This is a guest post by Quinn Rollins, a man who loves all things geek but especially Muppets and LEGO. You can find him on twitter @jedikermit.
My first time meeting Batman was alongside most of the other members of the Justice League from DC Comics, in the 1970s cartoon “Super Friends”. Because yeah, I’m super-damn old. Whether it was the small original roster of Superman, Batman and Robin, Aquaman and Wonder Woman, or the expanded roster of “Challenge of the Super Friends,” I loved that show. I loved sidekicks (even more sidekick than Robin, which is hard to do) Marvin and Wendy, and especially the Wonder Twins. I still do, despite the clunky animation and the repetitive storylines. I’m not supposed to. I’m supposed to like my Dark Knight Extra Dark, with a Side of Bone-Shattering Violence. But my Bat-love is rooted in those cartoons. Batman and Robin were a part of nearly every episode, and they were always together as Batman-and-Robin, the Dynamic Duo, the Caped Crusaders.
This Hanna-Barbera series started its run in 1973, and ran for over a decade in different incarnations. My favorite is probably “Challenge of the Super Friends,” which had an eleven-member Justice League going up against the thirteen-member Legion of Doom. This Legion of Doom included two members of Batman’s rogues gallery, Scarecrow and Riddler. They were both kind of silly and ineffectual, but heavy-hitters Joker and Penguin were off-limits to Hanna-Barbera during the two seasons that Challenge was in production.
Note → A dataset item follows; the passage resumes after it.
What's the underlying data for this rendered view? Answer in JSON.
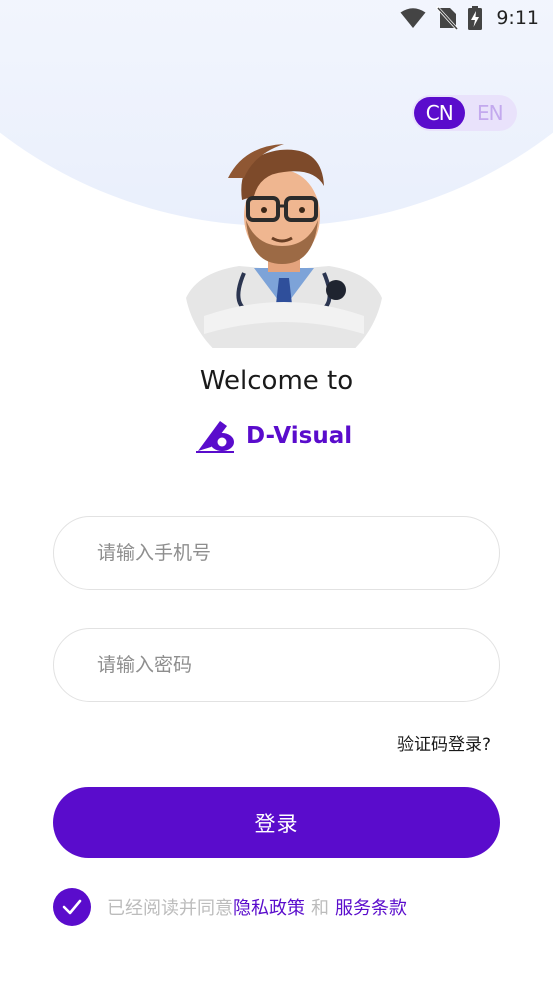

The “Super Friends”Batman still had everything that made him Batman, and cemented certain things about the character for me. All of his gadgets: the Batmobile, his Batjet, Batcopter, sometimes even a Batrocket. Gotham City and his Batcave were referenced in several episodes, although rarely seen. Like the other Super Friends, he treated the Hall of Justice in Metropolis as him home base, and the Batcopter and other vehicles would launch from that iconic headquarters. Batman played a leadership role on the team. He was still a detective, albeit in a kind of watered-down way. Instead of fighting his own rogues gallery, he was usually up against international and interplanetary threats.
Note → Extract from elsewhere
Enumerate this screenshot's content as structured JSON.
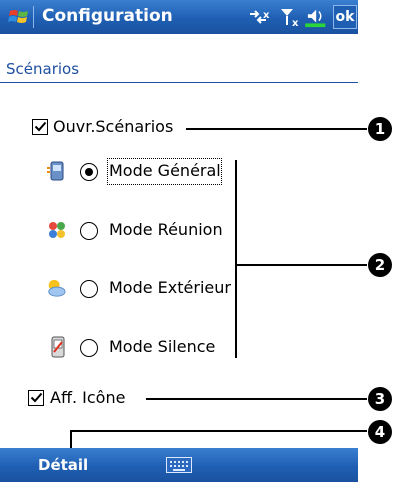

Batman was just badass enough for me to see him as a true superhero, even without true superpowers. One of my favorite episodes had the Justice League all frozen into a capsule and launched onto the surface of another planet; it wasn’t Superman or Green Lantern that saved them…it was a tiny laser from Batman’s utility belt. That was Batman’s primary tool on the series, but also his main weakness. Batman and Robin held their own with the other heroes, but all it would take is depriving them of their utility belts to take away their "powers."
A little-known fact is that the “Super Friends” cartoon (in one of its later iterations, “Galactic Guardians”) is the first time that Batman’s tragic origin was seen on screen. In the episode “The Fear”, Scarecrow poisons him with fear toxin, forcing Batman to relive the murder of his parents in Crime Alley. This season of Super Friends also had Batman voiced by Adam West, which made the episode both more poignant and, surprisingly, well-acted.
Most bizarre for 21st Century Bat-fans, the “Super Friends” Batman smiled. He made jokes. He was friendly. Batman was always teamed with Robin, but was also a primary mentor for the other teen sidekicks. When the Wonder Twins had a problem, it was usually Batman who would give them the advice they needed. That fatherly (maybe avuncular) role also helped me connect to Batman as a pup; he was someone I could trust. There's still something of that Batman in my mental image of what Batman "should be." He was a powerful man, but someone kind enough to approach with your fears. As an adult, I certainly don’t think that every Batman should be like that, but there are pieces of that personality that surface in “Batman: The Brave and the Bold,” and it was refreshing. Over the last 75 years, there have been dozens of Bat-men. This one is special to me. He was my first Batman. I'll never get over that. And I don’t want to.